= EarthScope Primary Instrument Center =

EarthScope Primary Instrument Center (EPIC) located on the New Mexico Tech Campus.

The EarthScope Primary Instrument Center (EPIC, formerly the PASSCAL Instrument Center) is a research center at New Mexico Institute of Mining and Technology for geophysics research in Earth system science. The facility provides instrumentation and support services for seismology experiments around the world, as well as those for the National Science Foundation and the U.S. Department of Energy.

It supports the research of the Geodetic Facility for the Advancement of Geoscience (GAGE) and the Seismological Facility for the Advancement of Geoscience (SAGE), two National Science Foundation (NSF) organizations.

It was originally the Program for Array Seismic Studies of the Continental Lithosphere (PASSCAL) instrument center, an IRIS (Incorporated Research Institutions for Seismology) facility program dedicated to seismographic data collection associated with research deployments using highly portable seismology instrumentation.

== History ==
EPIC was formerly the IRIS Program for Array Seismic Studies of the Continental Lithosphere (PASSCAL) Instrument Center.

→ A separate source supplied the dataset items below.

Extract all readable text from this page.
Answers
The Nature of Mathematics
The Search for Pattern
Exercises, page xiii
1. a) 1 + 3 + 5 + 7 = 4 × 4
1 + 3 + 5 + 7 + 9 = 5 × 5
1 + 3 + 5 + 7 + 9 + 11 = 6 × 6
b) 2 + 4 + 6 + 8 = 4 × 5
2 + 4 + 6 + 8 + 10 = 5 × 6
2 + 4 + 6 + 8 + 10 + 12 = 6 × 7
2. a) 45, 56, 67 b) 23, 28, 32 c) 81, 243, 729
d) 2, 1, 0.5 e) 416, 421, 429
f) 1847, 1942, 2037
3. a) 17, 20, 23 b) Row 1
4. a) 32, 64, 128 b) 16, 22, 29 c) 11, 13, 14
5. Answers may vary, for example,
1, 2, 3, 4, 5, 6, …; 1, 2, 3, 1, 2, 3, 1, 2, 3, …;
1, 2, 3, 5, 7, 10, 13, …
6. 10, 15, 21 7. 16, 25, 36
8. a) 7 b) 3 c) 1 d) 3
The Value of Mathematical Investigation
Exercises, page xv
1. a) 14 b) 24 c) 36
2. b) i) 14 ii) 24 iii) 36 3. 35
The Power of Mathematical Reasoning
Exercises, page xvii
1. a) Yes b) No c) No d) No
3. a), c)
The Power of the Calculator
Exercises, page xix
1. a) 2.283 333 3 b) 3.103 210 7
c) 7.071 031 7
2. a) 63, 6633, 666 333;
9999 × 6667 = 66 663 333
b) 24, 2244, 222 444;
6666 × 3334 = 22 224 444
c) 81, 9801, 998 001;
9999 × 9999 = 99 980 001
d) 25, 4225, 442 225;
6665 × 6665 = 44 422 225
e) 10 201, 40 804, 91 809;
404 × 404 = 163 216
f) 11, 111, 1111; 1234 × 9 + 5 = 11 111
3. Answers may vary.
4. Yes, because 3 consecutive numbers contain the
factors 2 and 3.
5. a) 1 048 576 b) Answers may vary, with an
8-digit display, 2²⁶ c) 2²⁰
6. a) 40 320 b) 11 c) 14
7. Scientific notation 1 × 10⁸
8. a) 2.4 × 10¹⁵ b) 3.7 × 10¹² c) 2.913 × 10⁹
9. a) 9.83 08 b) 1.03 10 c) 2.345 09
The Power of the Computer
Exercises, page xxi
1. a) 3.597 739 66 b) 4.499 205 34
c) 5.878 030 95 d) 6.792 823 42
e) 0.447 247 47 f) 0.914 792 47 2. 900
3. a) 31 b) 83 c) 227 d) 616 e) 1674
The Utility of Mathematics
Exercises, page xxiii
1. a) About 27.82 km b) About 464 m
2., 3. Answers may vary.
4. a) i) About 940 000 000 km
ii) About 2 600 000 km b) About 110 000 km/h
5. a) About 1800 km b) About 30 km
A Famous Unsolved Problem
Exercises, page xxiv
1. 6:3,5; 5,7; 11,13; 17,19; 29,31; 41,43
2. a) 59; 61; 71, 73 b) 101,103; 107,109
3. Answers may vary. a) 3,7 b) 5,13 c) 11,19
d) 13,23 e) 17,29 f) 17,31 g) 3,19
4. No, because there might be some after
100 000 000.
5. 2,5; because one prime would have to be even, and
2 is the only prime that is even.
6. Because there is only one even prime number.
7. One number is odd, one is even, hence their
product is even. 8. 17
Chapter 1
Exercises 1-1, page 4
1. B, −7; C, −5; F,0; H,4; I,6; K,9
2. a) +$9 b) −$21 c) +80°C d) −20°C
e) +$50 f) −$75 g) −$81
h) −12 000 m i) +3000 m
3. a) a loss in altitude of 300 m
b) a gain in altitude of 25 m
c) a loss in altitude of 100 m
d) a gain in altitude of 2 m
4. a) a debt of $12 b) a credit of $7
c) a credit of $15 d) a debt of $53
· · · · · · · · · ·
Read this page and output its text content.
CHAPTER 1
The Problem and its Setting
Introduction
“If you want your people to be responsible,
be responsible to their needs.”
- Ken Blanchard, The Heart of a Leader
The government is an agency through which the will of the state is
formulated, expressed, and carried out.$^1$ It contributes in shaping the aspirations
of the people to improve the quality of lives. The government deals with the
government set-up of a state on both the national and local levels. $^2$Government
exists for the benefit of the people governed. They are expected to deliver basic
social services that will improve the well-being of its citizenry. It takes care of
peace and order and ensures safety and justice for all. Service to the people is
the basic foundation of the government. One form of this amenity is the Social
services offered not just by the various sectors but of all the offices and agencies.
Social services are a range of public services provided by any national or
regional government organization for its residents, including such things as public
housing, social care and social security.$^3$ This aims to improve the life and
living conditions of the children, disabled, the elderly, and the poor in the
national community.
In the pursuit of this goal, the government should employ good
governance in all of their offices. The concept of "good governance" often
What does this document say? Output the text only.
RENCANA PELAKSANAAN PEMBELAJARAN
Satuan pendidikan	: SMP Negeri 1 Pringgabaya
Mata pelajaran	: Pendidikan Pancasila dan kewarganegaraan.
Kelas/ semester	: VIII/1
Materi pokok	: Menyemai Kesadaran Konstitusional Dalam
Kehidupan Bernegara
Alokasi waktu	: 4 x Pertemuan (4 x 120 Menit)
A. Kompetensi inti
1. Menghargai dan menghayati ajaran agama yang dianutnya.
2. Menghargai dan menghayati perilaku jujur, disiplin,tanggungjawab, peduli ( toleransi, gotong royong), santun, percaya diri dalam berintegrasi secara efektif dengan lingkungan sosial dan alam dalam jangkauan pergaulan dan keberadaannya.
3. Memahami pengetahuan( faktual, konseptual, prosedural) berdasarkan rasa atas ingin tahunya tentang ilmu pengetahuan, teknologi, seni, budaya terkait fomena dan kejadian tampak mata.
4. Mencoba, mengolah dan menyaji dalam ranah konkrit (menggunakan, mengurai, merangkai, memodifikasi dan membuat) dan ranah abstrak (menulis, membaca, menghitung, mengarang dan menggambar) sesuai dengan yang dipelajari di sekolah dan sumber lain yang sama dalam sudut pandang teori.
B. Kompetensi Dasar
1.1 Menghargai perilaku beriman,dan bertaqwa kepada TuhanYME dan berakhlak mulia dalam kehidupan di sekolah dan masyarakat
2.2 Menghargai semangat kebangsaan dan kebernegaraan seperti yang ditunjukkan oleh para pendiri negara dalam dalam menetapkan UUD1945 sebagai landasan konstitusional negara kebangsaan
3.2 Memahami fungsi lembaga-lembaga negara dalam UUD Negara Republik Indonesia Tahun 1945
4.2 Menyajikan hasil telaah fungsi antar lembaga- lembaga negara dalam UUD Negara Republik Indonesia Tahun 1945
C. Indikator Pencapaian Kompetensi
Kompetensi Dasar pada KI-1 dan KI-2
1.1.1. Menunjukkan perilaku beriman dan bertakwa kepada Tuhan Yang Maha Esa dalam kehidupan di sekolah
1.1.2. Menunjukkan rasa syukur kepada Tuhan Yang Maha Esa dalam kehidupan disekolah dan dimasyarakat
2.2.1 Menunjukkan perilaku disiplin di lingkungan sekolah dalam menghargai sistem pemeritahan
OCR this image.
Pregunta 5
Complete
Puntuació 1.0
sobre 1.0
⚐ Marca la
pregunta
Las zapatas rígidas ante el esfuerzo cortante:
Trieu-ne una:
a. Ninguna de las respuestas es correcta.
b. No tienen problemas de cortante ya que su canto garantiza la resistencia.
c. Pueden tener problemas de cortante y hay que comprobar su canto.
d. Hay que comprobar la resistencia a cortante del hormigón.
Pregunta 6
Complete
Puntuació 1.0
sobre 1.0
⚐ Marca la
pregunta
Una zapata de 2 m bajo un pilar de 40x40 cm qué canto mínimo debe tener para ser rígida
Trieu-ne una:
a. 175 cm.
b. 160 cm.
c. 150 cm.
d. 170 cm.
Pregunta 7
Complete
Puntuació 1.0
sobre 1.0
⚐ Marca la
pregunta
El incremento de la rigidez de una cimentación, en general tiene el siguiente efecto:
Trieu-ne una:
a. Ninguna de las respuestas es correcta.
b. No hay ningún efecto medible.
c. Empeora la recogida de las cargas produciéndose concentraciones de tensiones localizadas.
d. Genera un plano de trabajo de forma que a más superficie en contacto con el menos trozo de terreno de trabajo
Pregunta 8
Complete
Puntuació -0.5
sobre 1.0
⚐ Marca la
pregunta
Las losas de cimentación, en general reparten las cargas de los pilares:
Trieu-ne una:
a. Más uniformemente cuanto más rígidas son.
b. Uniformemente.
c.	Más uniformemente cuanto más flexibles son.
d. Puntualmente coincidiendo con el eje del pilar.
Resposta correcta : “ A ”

PASSCAL was first created in 1984. In 1998, two instrument centers, the Stanford and the Lamont instrument centers, were combined to form the PASSCAL Instrument Center at New Mexico Tech. Starting in 2005, the following facilities were added to PASSCAL from what was then EarthScope (2003–2018), a preceding organization to Earthscope Primary Instrument Center (EPIC):

- EarthScope Array Operations Facility
- EarthScope Flexible Array

In 2006, a polar support group provided instrumentation and support for portable seismic experiments to projects in the polar regions.

Examples are of polar projects that PASSCAL had assisted on are the following:

- Greenland Ice Sheet Monitoring Network (GLISN)
- Geophysical Earth Observatory for Ice Covered Environments (GEOICE)

Later, IRIS (Incorporated Research Institutions for Seismology) merged with UNAVCO (University Navstar Consortium) on January 1, 2023, to form Earthscope Consortium, 20 years after the separate organization of Earthscope (2003–2018) had been created.

From that event, IRIS PASSCAL became the Earthscope Primary Instrument Center (EPIC).

Prior to the merger, the management of the following National Science Foundation (NSF) organizations was as follows:

- UNAVCO supported the Geodetic Facility for the Advancement of Geoscience (GAGE)
- IRIS PASSCAL supported the Seismological Facility for the Advancement of Geoscience (SAGE)

Post merger, EPIC supports both GAGE and SAGE as its primary mission.

== Instrumentation ==
EPIC provides the following types of seismology instrumentation for research all over the world:

- High Resolution Data Acquisition Systems
- Short Period Sensors
- High Frequency Sensors
- Broadband Sensors

== Geophysical network support ==
EPIC supports the following global and regional scientific networks:

- Network of the Americas (NOTA)
- Global Seismographic Network (GSN)
- Global GNSS Network (GGN)
- Borehole strainmeter network (BSM)
- Polar network operations funded by the NSF Office of Polar Programs (OPP)

== Environmental Applications ==
The United States Geological Survey (USGS) as well as Earthscope through EPIC helped monitor salt mines for hydrogen storage as an alternative energy fuel.